Latest government figures showed that there were 224,540 school bully reports between April 2015 and April 2016, a 19.4 percent increase from the previous year. It was the highest since the Japanese record started in 1985.
Nine of those students who reported they were being bullied committed suicide, a rise from five in the previous year, according to authorities.
In March, before the start of the new school year, the Ministry of Education released recommendations for a revision of the law that includes giving extra attention to students that could potentially become targets of bullying - such as victims of the March 11 nuclear disaster, disabled students, foreign students, and those who identify as lesbian, gay, bisexual or transgender (LGBT).
Officials are unsure whether these measures are able to truly address the root of the problem, which critics say stems from a culture of conformity.
"I think Japan is behind in terms of diversity, where differences should be accepted as normal, people consciously still try to be the same'," Tomohiro Tsubota, Director of the Student Affairs Division of the Ministry of Education, said.
As part of an anti-bullying campaign, an elementary school located in a Tokyo suburb decided to use the concept of conformity to their advantage.
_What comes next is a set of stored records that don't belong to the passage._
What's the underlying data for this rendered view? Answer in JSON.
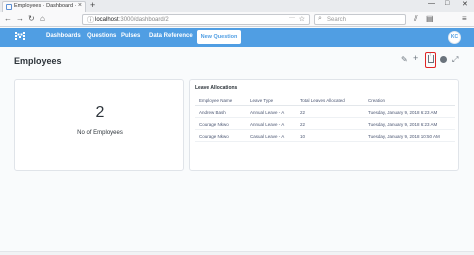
{
  "browser": {
    "tab_title": "Employees · Dashboard · Meta",
    "url_host": "localhost",
    "url_path": ":3000/dashboard/2",
    "search_placeholder": "Search",
    "window_controls": [
      "—",
      "□",
      "✕"
    ]
  },
  "nav": {
    "links": [
      "Dashboards",
      "Questions",
      "Pulses",
      "Data Reference"
    ],
    "new_question": "New Question",
    "avatar_initials": "KC"
  },
  "dashboard": {
    "title": "Employees"
  },
  "scalar_card": {
    "value": "2",
    "label": "No of Employees"
  },
  "table_card": {
    "title": "Leave Allocations",
    "columns": [
      "Employee Name",
      "Leave Type",
      "Total Leaves Allocated",
      "Creation"
    ],
    "rows": [
      [
        "Andrew Bash",
        "Annual Leave - A",
        "22",
        "Tuesday, January 9, 2018 6:23 AM"
      ],
      [
        "Courage Nkwo",
        "Annual Leave - A",
        "22",
        "Tuesday, January 9, 2018 6:23 AM"
      ],
      [
        "Courage Nkwo",
        "Casual Leave - A",
        "10",
        "Tuesday, January 9, 2018 10:50 AM"
      ]
    ]
  },
  "colors": {
    "brand_blue": "#509ee3",
    "highlight_red": "#e02525"
  },
  "icons": [
    "pencil-icon",
    "plus-icon",
    "share-icon",
    "night-mode-icon",
    "fullscreen-icon"
  ]
}
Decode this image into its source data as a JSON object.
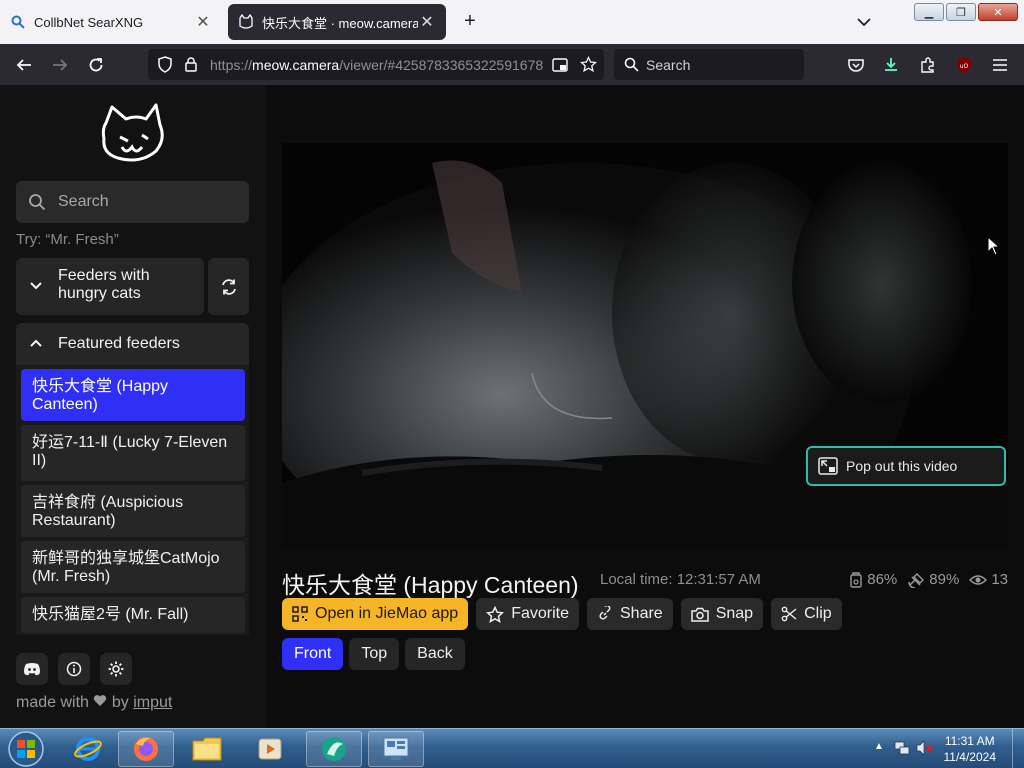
{
  "browser": {
    "tabs": [
      {
        "label": "CollbNet SearXNG",
        "active": false
      },
      {
        "label": "快乐大食堂 · meow.camera",
        "active": true
      }
    ],
    "url": {
      "prefix": "https://",
      "host": "meow.camera",
      "path": "/viewer/#4258783365322591678"
    },
    "search_placeholder": "Search"
  },
  "sidebar": {
    "search_placeholder": "Search",
    "hint": "Try: “Mr. Fresh”",
    "group_label": "Feeders with hungry cats",
    "featured_label": "Featured feeders",
    "feeders": [
      {
        "label": "快乐大食堂 (Happy Canteen)",
        "active": true
      },
      {
        "label": "好运7-11-Ⅱ (Lucky 7-Eleven II)",
        "active": false
      },
      {
        "label": "吉祥食府 (Auspicious Restaurant)",
        "active": false
      },
      {
        "label": "新鲜哥的独享城堡CatMojo (Mr. Fresh)",
        "active": false
      },
      {
        "label": "快乐猫屋2号 (Mr. Fall)",
        "active": false
      }
    ],
    "footer": {
      "made_with": "made with",
      "by": "by",
      "author": "imput"
    }
  },
  "viewer": {
    "popout_label": "Pop out this video",
    "title": "快乐大食堂 (Happy Canteen)",
    "local_time": "Local time: 12:31:57 AM",
    "stats": {
      "food": "86%",
      "battery": "89%",
      "viewers": "13"
    },
    "actions": [
      "Open in JieMao app",
      "Favorite",
      "Share",
      "Snap",
      "Clip"
    ],
    "views": [
      {
        "label": "Front",
        "active": true
      },
      {
        "label": "Top",
        "active": false
      },
      {
        "label": "Back",
        "active": false
      }
    ]
  },
  "taskbar": {
    "time": "11:31 AM",
    "date": "11/4/2024"
  },
  "colors": {
    "accent": "#2f2ff5",
    "primary_button": "#f6b427",
    "popout_border": "#2fbab0"
  }
}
Teachers encouraged children to form their own anti-bullying "patrol team" in 2013. Since then, the school says reports of bullying have tremendously decreased.
Once a day, the team, which has more than 250 members in a 400-population school, rally through the campus chanting slogans such as "Let's prevent bullying together!" and "We will not tolerate bullying!"
Patrol team leaders sometime play music through the school's public announcement system during lunch break to encourage students to dance together.
"I think bullying doesn't happen here because the act of bullying itself has become something that would make you 'different' from others," Kosuke Isogai, a sixth-grader and leader of the patrol team said.
Shigeru Nakano, the school's principal said it is important that the students are the ones taking initiative since bullying often happens in places adults do not notice.
Bullying first entered national discourse in Japan in 1986 when a 13-year old boy hung himself at a shopping centre bathroom after enduring months of torment at school.
The Ministry of Education has since expanded the definition of bullying through the law in the hopes that no victim falls through the gaps.